Facebook’s new program makes training AI bots easier and efficient. This not only boosts the third-party offerings, but also encourages developers to focus on building for Facebook’s platform first over other rival environments.

The library of code is called fastText and can be downloaded by anyone from GitHub. The only requirement the social giant has mentioned is that you will need a compiler with “good C++11 support.” As the name suggests, fastText mainly focuses on speed and efficiency. According to its maker, the platform can train models “on more than 1 billion words in less than 10 minutes using a standard multicore CPU.” That’s a huge claim to make, but most developers have been convinced until now.

According to FAIR (really like the name here), the new system can perform days’ worth training in a matter of seconds or even less.
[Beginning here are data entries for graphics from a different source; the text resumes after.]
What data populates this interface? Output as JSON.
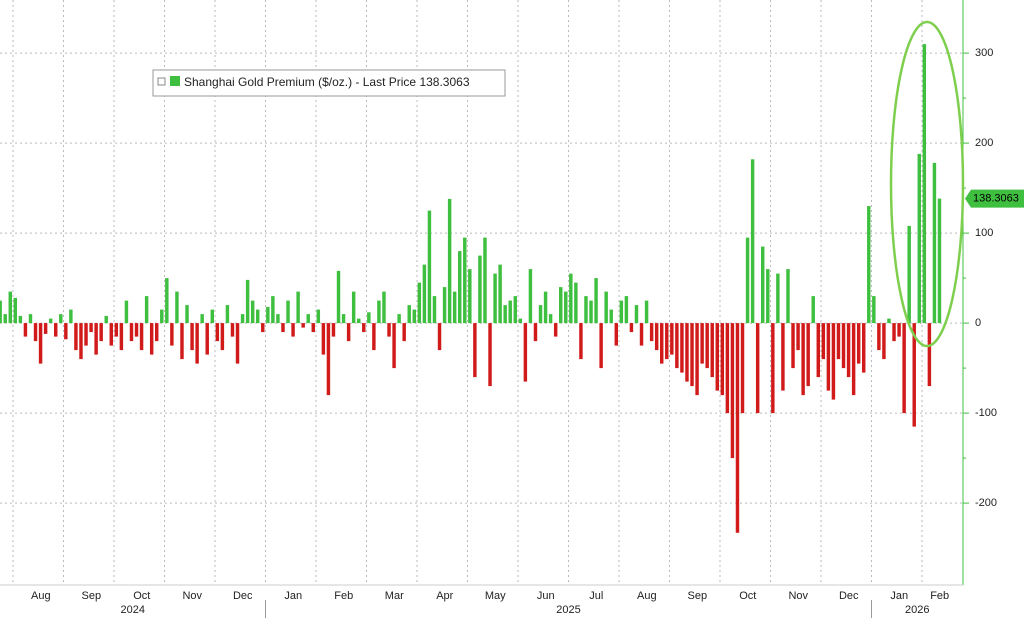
{
  "chart_data": {
    "type": "bar",
    "series": [
      {
        "name": "Shanghai Gold Premium ($/oz.)",
        "legend_suffix": "- Last Price",
        "colors": {
          "positive": "#3fbf3f",
          "negative": "#d11b1b"
        },
        "values": [
          25,
          10,
          35,
          28,
          8,
          -15,
          10,
          -20,
          -45,
          -12,
          5,
          -15,
          10,
          -18,
          15,
          -30,
          -40,
          -25,
          -10,
          -35,
          -20,
          8,
          -25,
          -15,
          -30,
          25,
          -20,
          -15,
          -30,
          30,
          -35,
          -20,
          15,
          50,
          -25,
          35,
          -40,
          20,
          -30,
          -45,
          10,
          -35,
          15,
          -20,
          -30,
          20,
          -15,
          -45,
          10,
          48,
          25,
          15,
          -10,
          18,
          30,
          10,
          -10,
          25,
          -15,
          35,
          -5,
          10,
          -10,
          15,
          -35,
          -80,
          -15,
          58,
          10,
          -20,
          35,
          5,
          -10,
          12,
          -30,
          25,
          35,
          -15,
          -50,
          10,
          -20,
          20,
          15,
          45,
          65,
          125,
          30,
          -30,
          40,
          138,
          35,
          80,
          95,
          60,
          -60,
          75,
          95,
          -70,
          55,
          65,
          20,
          25,
          30,
          5,
          -65,
          60,
          -20,
          20,
          35,
          10,
          -15,
          40,
          35,
          55,
          45,
          -40,
          30,
          25,
          50,
          -50,
          35,
          15,
          -25,
          25,
          30,
          -10,
          20,
          -25,
          25,
          -20,
          -30,
          -45,
          -40,
          -35,
          -50,
          -55,
          -65,
          -70,
          -80,
          -45,
          -50,
          -60,
          -75,
          -80,
          -100,
          -150,
          -233,
          -100,
          95,
          182,
          -100,
          85,
          60,
          -100,
          55,
          -75,
          60,
          -50,
          -30,
          -80,
          -70,
          30,
          -60,
          -40,
          -75,
          -85,
          -40,
          -50,
          -60,
          -80,
          -45,
          -55,
          130,
          30,
          -30,
          -40,
          5,
          -20,
          -15,
          -100,
          108,
          -115,
          188,
          310,
          -70,
          178,
          138.3063
        ]
      }
    ],
    "categories": [
      null,
      null,
      null,
      null,
      null,
      null,
      null,
      null,
      "Aug",
      null,
      null,
      null,
      null,
      null,
      null,
      null,
      null,
      null,
      "Sep",
      null,
      null,
      null,
      null,
      null,
      null,
      null,
      null,
      null,
      "Oct",
      null,
      null,
      null,
      null,
      null,
      null,
      null,
      null,
      null,
      "Nov",
      null,
      null,
      null,
      null,
      null,
      null,
      null,
      null,
      null,
      "Dec",
      null,
      null,
      null,
      null,
      null,
      null,
      null,
      null,
      null,
      "Jan",
      null,
      null,
      null,
      null,
      null,
      null,
      null,
      null,
      null,
      "Feb",
      null,
      null,
      null,
      null,
      null,
      null,
      null,
      null,
      null,
      "Mar",
      null,
      null,
      null,
      null,
      null,
      null,
      null,
      null,
      null,
      "Apr",
      null,
      null,
      null,
      null,
      null,
      null,
      null,
      null,
      null,
      "May",
      null,
      null,
      null,
      null,
      null,
      null,
      null,
      null,
      null,
      "Jun",
      null,
      null,
      null,
      null,
      null,
      null,
      null,
      null,
      null,
      "Jul",
      null,
      null,
      null,
      null,
      null,
      null,
      null,
      null,
      null,
      "Aug",
      null,
      null,
      null,
      null,
      null,
      null,
      null,
      null,
      null,
      "Sep",
      null,
      null,
      null,
      null,
      null,
      null,
      null,
      null,
      null,
      "Oct",
      null,
      null,
      null,
      null,
      null,
      null,
      null,
      null,
      null,
      "Nov",
      null,
      null,
      null,
      null,
      null,
      null,
      null,
      null,
      null,
      "Dec",
      null,
      null,
      null,
      null,
      null,
      null,
      null,
      null,
      null,
      "Jan",
      null,
      null,
      null,
      null,
      null,
      null,
      null,
      "Feb"
    ],
    "years": [
      "2024",
      "2025",
      "2026"
    ],
    "ylim": [
      -291,
      359
    ],
    "yticks": [
      -200,
      -100,
      0,
      100,
      200,
      300
    ],
    "grid": true
  }
}
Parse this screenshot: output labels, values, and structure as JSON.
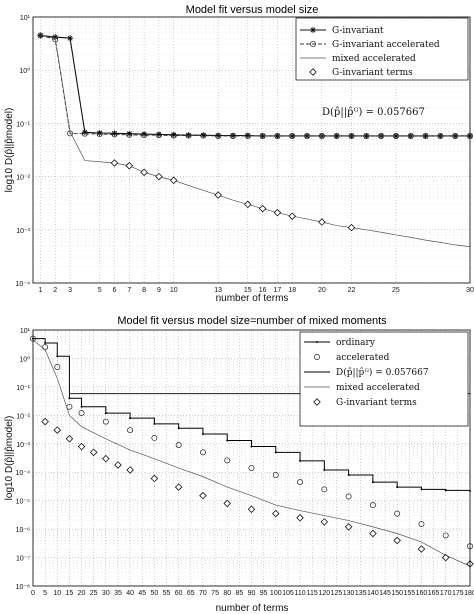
{
  "chart_data": [
    {
      "type": "line",
      "title": "Model fit versus model size",
      "xlabel": "number of terms",
      "ylabel": "log10 D(p̂||p̂model)",
      "yscale": "log",
      "xlim": [
        0.5,
        30
      ],
      "ylim": [
        0.0001,
        10
      ],
      "grid": true,
      "legend_position": "top-right",
      "x_ticks": [
        1,
        2,
        3,
        5,
        6,
        7,
        8,
        9,
        10,
        13,
        15,
        16,
        17,
        18,
        20,
        22,
        25,
        30
      ],
      "y_tick_labels": [
        "10⁻⁴",
        "10⁻³",
        "10⁻²",
        "10⁻¹",
        "10⁰",
        "10¹"
      ],
      "annotation": "D(p̂||p̂ᴳ) = 0.057667",
      "annotation_value": 0.057667,
      "series": [
        {
          "name": "G-invariant",
          "style": "solid-star",
          "x": [
            1,
            2,
            3,
            4,
            5,
            6,
            7,
            8,
            9,
            10,
            11,
            12,
            13,
            14,
            15,
            16,
            17,
            18,
            19,
            20,
            21,
            22,
            23,
            24,
            25,
            26,
            27,
            28,
            29,
            30
          ],
          "y": [
            4.5,
            4.2,
            4.0,
            0.068,
            0.066,
            0.065,
            0.064,
            0.063,
            0.062,
            0.061,
            0.06,
            0.06,
            0.059,
            0.059,
            0.059,
            0.058,
            0.058,
            0.058,
            0.058,
            0.058,
            0.058,
            0.058,
            0.058,
            0.058,
            0.058,
            0.058,
            0.058,
            0.058,
            0.058,
            0.058
          ]
        },
        {
          "name": "G-invariant accelerated",
          "style": "dashed-circle",
          "x": [
            1,
            2,
            3,
            4,
            5,
            6,
            7,
            8,
            9,
            10,
            11,
            12,
            13,
            14,
            15,
            16,
            17,
            18,
            19,
            20,
            21,
            22,
            23,
            24,
            25,
            26,
            27,
            28,
            29,
            30
          ],
          "y": [
            4.5,
            3.8,
            0.065,
            0.064,
            0.063,
            0.062,
            0.061,
            0.06,
            0.06,
            0.059,
            0.059,
            0.059,
            0.058,
            0.058,
            0.058,
            0.058,
            0.058,
            0.058,
            0.058,
            0.058,
            0.058,
            0.058,
            0.058,
            0.058,
            0.058,
            0.058,
            0.058,
            0.058,
            0.058,
            0.058
          ]
        },
        {
          "name": "mixed accelerated",
          "style": "solid-thin",
          "x": [
            1,
            2,
            3,
            4,
            5,
            6,
            7,
            8,
            9,
            10,
            11,
            12,
            13,
            14,
            15,
            16,
            17,
            18,
            19,
            20,
            21,
            22,
            23,
            24,
            25,
            26,
            27,
            28,
            29,
            30
          ],
          "y": [
            4.5,
            4.0,
            0.07,
            0.02,
            0.019,
            0.018,
            0.016,
            0.012,
            0.01,
            0.0085,
            0.0068,
            0.0055,
            0.0045,
            0.0036,
            0.003,
            0.0025,
            0.0021,
            0.0018,
            0.0016,
            0.0014,
            0.0012,
            0.0011,
            0.001,
            0.0009,
            0.0008,
            0.00072,
            0.00064,
            0.00058,
            0.00052,
            0.00048
          ]
        },
        {
          "name": "G-invariant terms",
          "style": "diamond",
          "x": [
            6,
            7,
            8,
            9,
            10,
            13,
            15,
            16,
            17,
            18,
            20,
            22
          ],
          "y": [
            0.018,
            0.016,
            0.012,
            0.01,
            0.0085,
            0.0045,
            0.003,
            0.0025,
            0.0021,
            0.0018,
            0.0014,
            0.0011
          ]
        }
      ]
    },
    {
      "type": "line",
      "title": "Model fit versus model size=number of mixed moments",
      "xlabel": "number of terms",
      "ylabel": "log10 D(p̂||p̂model)",
      "yscale": "log",
      "xlim": [
        0,
        180
      ],
      "ylim": [
        1e-08,
        10
      ],
      "grid": true,
      "legend_position": "top-right",
      "x_ticks": [
        0,
        5,
        10,
        15,
        20,
        25,
        30,
        35,
        40,
        45,
        50,
        55,
        60,
        65,
        70,
        75,
        80,
        85,
        90,
        95,
        100,
        105,
        110,
        115,
        120,
        125,
        130,
        135,
        140,
        145,
        150,
        155,
        160,
        165,
        170,
        175,
        180
      ],
      "y_tick_labels": [
        "10⁻⁸",
        "10⁻⁷",
        "10⁻⁶",
        "10⁻⁵",
        "10⁻⁴",
        "10⁻³",
        "10⁻²",
        "10⁻¹",
        "10⁰",
        "10¹"
      ],
      "annotation_value": 0.057667,
      "series": [
        {
          "name": "ordinary",
          "style": "solid-dot",
          "x": [
            0,
            5,
            10,
            15,
            20,
            30,
            40,
            50,
            60,
            70,
            80,
            90,
            100,
            110,
            120,
            130,
            140,
            150,
            160,
            170,
            180
          ],
          "y": [
            5,
            3.5,
            1.2,
            0.04,
            0.02,
            0.012,
            0.008,
            0.005,
            0.0035,
            0.0022,
            0.0013,
            0.0008,
            0.0005,
            0.00025,
            0.00012,
            8e-05,
            4.5e-05,
            3e-05,
            2.5e-05,
            2.3e-05,
            2.2e-05
          ]
        },
        {
          "name": "accelerated",
          "style": "circle",
          "x": [
            0,
            5,
            10,
            15,
            20,
            30,
            40,
            50,
            60,
            70,
            80,
            90,
            100,
            110,
            120,
            130,
            140,
            150,
            160,
            170,
            180
          ],
          "y": [
            5,
            2.5,
            0.5,
            0.02,
            0.012,
            0.006,
            0.003,
            0.0016,
            0.0009,
            0.0005,
            0.00026,
            0.00014,
            8e-05,
            4.5e-05,
            2.5e-05,
            1.4e-05,
            7e-06,
            3.5e-06,
            1.5e-06,
            6e-07,
            2.5e-07
          ]
        },
        {
          "name": "D(p̂||p̂ᴳ) = 0.057667",
          "style": "solid-flat",
          "x": [
            15,
            180
          ],
          "y": [
            0.057667,
            0.057667
          ]
        },
        {
          "name": "mixed accelerated",
          "style": "solid-thin",
          "x": [
            0,
            5,
            10,
            15,
            20,
            30,
            40,
            50,
            60,
            70,
            80,
            90,
            100,
            110,
            120,
            130,
            140,
            150,
            160,
            170,
            180
          ],
          "y": [
            4.5,
            2,
            0.2,
            0.01,
            0.004,
            0.0015,
            0.0006,
            0.0003,
            0.00014,
            7e-05,
            3e-05,
            1.5e-05,
            7e-06,
            4.5e-06,
            3e-06,
            2e-06,
            1.2e-06,
            7e-07,
            3.5e-07,
            1.2e-07,
            5e-08
          ]
        },
        {
          "name": "G-invariant terms",
          "style": "diamond",
          "x": [
            5,
            10,
            15,
            20,
            25,
            30,
            35,
            40,
            50,
            60,
            70,
            80,
            90,
            100,
            110,
            120,
            130,
            140,
            150,
            160,
            170,
            180
          ],
          "y": [
            0.006,
            0.003,
            0.0015,
            0.0008,
            0.0005,
            0.0003,
            0.00018,
            0.00012,
            6e-05,
            3e-05,
            1.5e-05,
            8e-06,
            5e-06,
            3.5e-06,
            2.5e-06,
            1.8e-06,
            1.2e-06,
            7e-07,
            4e-07,
            2e-07,
            1e-07,
            6e-08
          ]
        }
      ]
    }
  ]
}
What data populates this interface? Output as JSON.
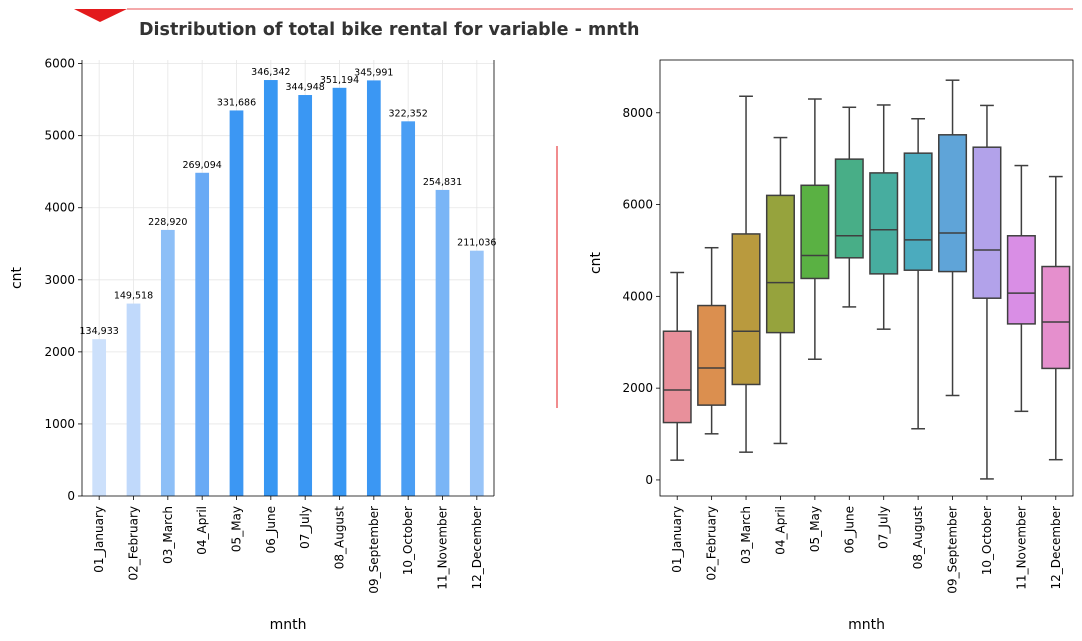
{
  "title": "Distribution of total bike rental for variable - mnth",
  "accent_color": "#e31a1c",
  "chart_data": [
    {
      "type": "bar",
      "categories": [
        "01_January",
        "02_February",
        "03_March",
        "04_April",
        "05_May",
        "06_June",
        "07_July",
        "08_August",
        "09_September",
        "10_October",
        "11_November",
        "12_December"
      ],
      "values": [
        2176,
        2670,
        3692,
        4485,
        5350,
        5772,
        5564,
        5664,
        5767,
        5199,
        4247,
        3404
      ],
      "data_labels": [
        "134,933",
        "149,518",
        "228,920",
        "269,094",
        "331,686",
        "346,342",
        "344,948",
        "351,194",
        "345,991",
        "322,352",
        "254,831",
        "211,036"
      ],
      "colors": [
        "#cce0fb",
        "#c0d9fb",
        "#8dbff7",
        "#69aaf5",
        "#3c97f3",
        "#3797f3",
        "#3a97f3",
        "#3797f3",
        "#3b97f3",
        "#4a9ef4",
        "#7ab5f6",
        "#98c4f8"
      ],
      "xlabel": "mnth",
      "ylabel": "cnt",
      "ylim": [
        0,
        6050
      ],
      "yticks": [
        0,
        1000,
        2000,
        3000,
        4000,
        5000,
        6000
      ],
      "grid": true
    },
    {
      "type": "box",
      "categories": [
        "01_January",
        "02_February",
        "03_March",
        "04_April",
        "05_May",
        "06_June",
        "07_July",
        "08_August",
        "09_September",
        "10_October",
        "11_November",
        "12_December"
      ],
      "boxes": [
        {
          "min": 431,
          "q1": 1250,
          "median": 1960,
          "q3": 3240,
          "max": 4520,
          "color": "#e8909b"
        },
        {
          "min": 1005,
          "q1": 1630,
          "median": 2440,
          "q3": 3800,
          "max": 5060,
          "color": "#db8f4f"
        },
        {
          "min": 605,
          "q1": 2080,
          "median": 3240,
          "q3": 5360,
          "max": 8360,
          "color": "#b99a3e"
        },
        {
          "min": 795,
          "q1": 3210,
          "median": 4300,
          "q3": 6200,
          "max": 7460,
          "color": "#96a33d"
        },
        {
          "min": 2630,
          "q1": 4390,
          "median": 4890,
          "q3": 6420,
          "max": 8300,
          "color": "#5ab143"
        },
        {
          "min": 3770,
          "q1": 4840,
          "median": 5320,
          "q3": 6990,
          "max": 8120,
          "color": "#48ae87"
        },
        {
          "min": 3285,
          "q1": 4490,
          "median": 5450,
          "q3": 6690,
          "max": 8170,
          "color": "#47ad9f"
        },
        {
          "min": 1115,
          "q1": 4570,
          "median": 5230,
          "q3": 7120,
          "max": 7870,
          "color": "#4babbe"
        },
        {
          "min": 1840,
          "q1": 4540,
          "median": 5380,
          "q3": 7520,
          "max": 8710,
          "color": "#5fa4d8"
        },
        {
          "min": 22,
          "q1": 3960,
          "median": 5010,
          "q3": 7250,
          "max": 8160,
          "color": "#b2a2ea"
        },
        {
          "min": 1495,
          "q1": 3400,
          "median": 4070,
          "q3": 5320,
          "max": 6850,
          "color": "#d98ee5"
        },
        {
          "min": 441,
          "q1": 2430,
          "median": 3440,
          "q3": 4650,
          "max": 6610,
          "color": "#e58fcd"
        }
      ],
      "xlabel": "mnth",
      "ylabel": "cnt",
      "ylim": [
        -350,
        9150
      ],
      "yticks": [
        0,
        2000,
        4000,
        6000,
        8000
      ],
      "grid": false
    }
  ]
}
Talking about the whole development, FAIR said,

“Ultimately, we hope that fastText will help us all design better applications and further advance the research in language understanding.”

The basic working of fastText completely relies on basic language functions like classifying words and sentences. Following this, the system generates libraries that programs can reference when executing tasks. In fact, fastText is so refined it can interpret requests based on gender, state and even number. When hit with a query, fastText can look into the fastText-generated document and understand that the user is asking for specific information.